Hunter and Burgess also had some unexpected absences at their vows. Although all of their parents attended, none of Hunter’s three siblings could bring their families to Hilton Head for the wedding. His grandmother, who was to be the ring bearer of her late husband’s wedding ring, also could not make the trip to see her first-born grandchild get married.
To add to the chaos Hunter and Burgess will not technically be married when they leave the island, although their minister flew in Friday morning to perform the ceremony. The couple’s appointment to apply for a marriage license with the Beaufort County satellite office on Tuesday morning was canceled as part of the countywide shut down.

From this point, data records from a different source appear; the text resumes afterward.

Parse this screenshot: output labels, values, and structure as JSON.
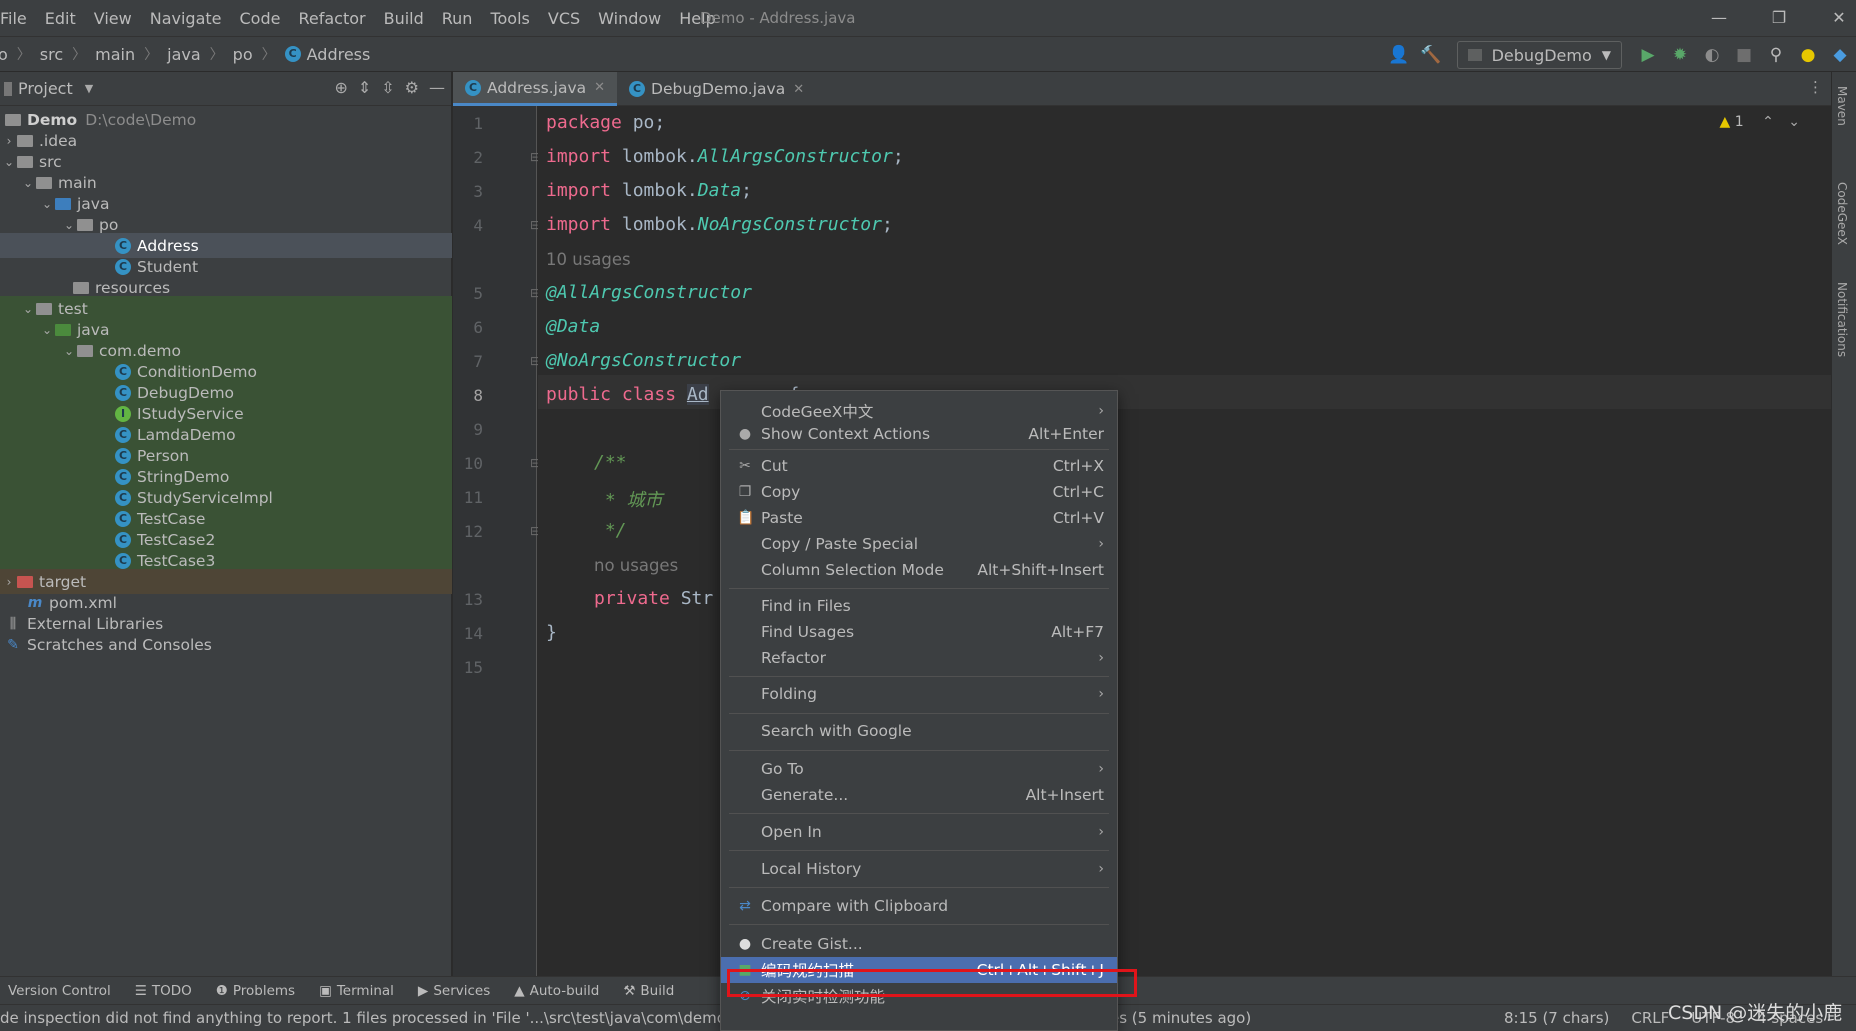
{
  "menu": [
    "File",
    "Edit",
    "View",
    "Navigate",
    "Code",
    "Refactor",
    "Build",
    "Run",
    "Tools",
    "VCS",
    "Window",
    "Help"
  ],
  "window_title": "Demo - Address.java",
  "breadcrumb": [
    "o",
    "src",
    "main",
    "java",
    "po",
    "Address"
  ],
  "run_config": "DebugDemo",
  "project": {
    "title": "Project",
    "root_name": "Demo",
    "root_path": "D:\\code\\Demo",
    "items": {
      "idea": ".idea",
      "src": "src",
      "main": "main",
      "java_main": "java",
      "po": "po",
      "address": "Address",
      "student": "Student",
      "resources": "resources",
      "test": "test",
      "java_test": "java",
      "com_demo": "com.demo",
      "condition_demo": "ConditionDemo",
      "debug_demo": "DebugDemo",
      "istudy_service": "IStudyService",
      "lamda_demo": "LamdaDemo",
      "person": "Person",
      "string_demo": "StringDemo",
      "study_service_impl": "StudyServiceImpl",
      "test_case": "TestCase",
      "test_case2": "TestCase2",
      "test_case3": "TestCase3",
      "target": "target",
      "pom": "pom.xml",
      "external_libraries": "External Libraries",
      "scratches": "Scratches and Consoles"
    }
  },
  "tabs": [
    "Address.java",
    "DebugDemo.java"
  ],
  "line_numbers": [
    "1",
    "2",
    "3",
    "4",
    "5",
    "6",
    "7",
    "8",
    "9",
    "10",
    "11",
    "12",
    "13",
    "14",
    "15"
  ],
  "code": {
    "l1_kw": "package",
    "l1_rest": " po;",
    "l2_kw": "import",
    "l2_pkg": " lombok.",
    "l2_cls": "AllArgsConstructor",
    "l3_kw": "import",
    "l3_pkg": " lombok.",
    "l3_cls": "Data",
    "l4_kw": "import",
    "l4_pkg": " lombok.",
    "l4_cls": "NoArgsConstructor",
    "semi": ";",
    "hint_usages": "10 usages",
    "l5": "@AllArgsConstructor",
    "l6": "@Data",
    "l7": "@NoArgsConstructor",
    "l8_kw": "public class",
    "l8_name": "Ad",
    "l8_rest": "{",
    "l10": "/**",
    "l11": " * 城市",
    "l12": " */",
    "hint_no_usages": "no usages",
    "l13_kw": "private",
    "l13_rest": "Str",
    "l14": "}"
  },
  "warning_count": "1",
  "context_menu": [
    {
      "label": "CodeGeeX中文",
      "shortcut": "",
      "submenu": true
    },
    {
      "label": "Show Context Actions",
      "shortcut": "Alt+Enter",
      "icon": "lightbulb-icon"
    },
    {
      "label": "Cut",
      "shortcut": "Ctrl+X",
      "icon": "scissors-icon"
    },
    {
      "label": "Copy",
      "shortcut": "Ctrl+C",
      "icon": "copy-icon"
    },
    {
      "label": "Paste",
      "shortcut": "Ctrl+V",
      "icon": "paste-icon"
    },
    {
      "label": "Copy / Paste Special",
      "shortcut": "",
      "submenu": true
    },
    {
      "label": "Column Selection Mode",
      "shortcut": "Alt+Shift+Insert"
    },
    {
      "label": "Find in Files",
      "shortcut": ""
    },
    {
      "label": "Find Usages",
      "shortcut": "Alt+F7"
    },
    {
      "label": "Refactor",
      "shortcut": "",
      "submenu": true
    },
    {
      "label": "Folding",
      "shortcut": "",
      "submenu": true
    },
    {
      "label": "Search with Google",
      "shortcut": ""
    },
    {
      "label": "Go To",
      "shortcut": "",
      "submenu": true
    },
    {
      "label": "Generate...",
      "shortcut": "Alt+Insert"
    },
    {
      "label": "Open In",
      "shortcut": "",
      "submenu": true
    },
    {
      "label": "Local History",
      "shortcut": "",
      "submenu": true
    },
    {
      "label": "Compare with Clipboard",
      "shortcut": "",
      "icon": "compare-icon"
    },
    {
      "label": "Create Gist...",
      "shortcut": "",
      "icon": "github-icon"
    },
    {
      "label": "编码规约扫描",
      "shortcut": "Ctrl+Alt+Shift+J",
      "icon": "scan-icon",
      "highlighted": true
    },
    {
      "label": "关闭实时检测功能",
      "shortcut": "",
      "icon": "disable-icon"
    }
  ],
  "bottom_tools": [
    "Version Control",
    "TODO",
    "Problems",
    "Terminal",
    "Services",
    "Auto-build",
    "Build"
  ],
  "status": {
    "message": "de inspection did not find anything to report. 1 files processed in 'File '...\\src\\test\\java\\com\\demo\\D",
    "message_end": "es (5 minutes ago)",
    "position": "8:15 (7 chars)",
    "line_sep": "CRLF",
    "encoding": "UTF-8",
    "indent": "4 spaces"
  },
  "watermark": "CSDN @迷失的小鹿",
  "right_strip": [
    "Maven",
    "CodeGeeX",
    "Notifications"
  ],
  "colors": {
    "accent": "#4b6eaf",
    "highlight_box": "#e0141a",
    "keyword": "#cc7832",
    "annotation": "#bbb529"
  }
}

Hunter said he won’t worry about the paperwork, which the couple now plans to fill out after the offices reopen.
“I’m leaving Hilton Head Island as a married man,” Hunter said. “I’m going to be more optimistic because I have to be.”
Although both weddings took a turn as unexpected as Florence’s this week, Crockett and Cooper said they can look back at the experience for bigger lessons. The sunrise wedding will still happen, just 200 miles south of where they got engaged.
“God is in charge. He is going to teach us lessons from this,” Crockett said. “If nothing else, we’re going to come out of this with a beautiful family portrait,” she said about having all of her and Cooper’s children at the ceremony.
Hunter and Burgess look at the unexpected wedding as a tale where they refused to give up.
“We have compromised so much to make this happen,” Hunter said. But Burgess said they had to ask themselves, “What do we want our story to be?”
The couple spent the weekend after their wedding celebrating with those who could stay on the island. On Monday, they will fly back to Texas with an incredible story to tell.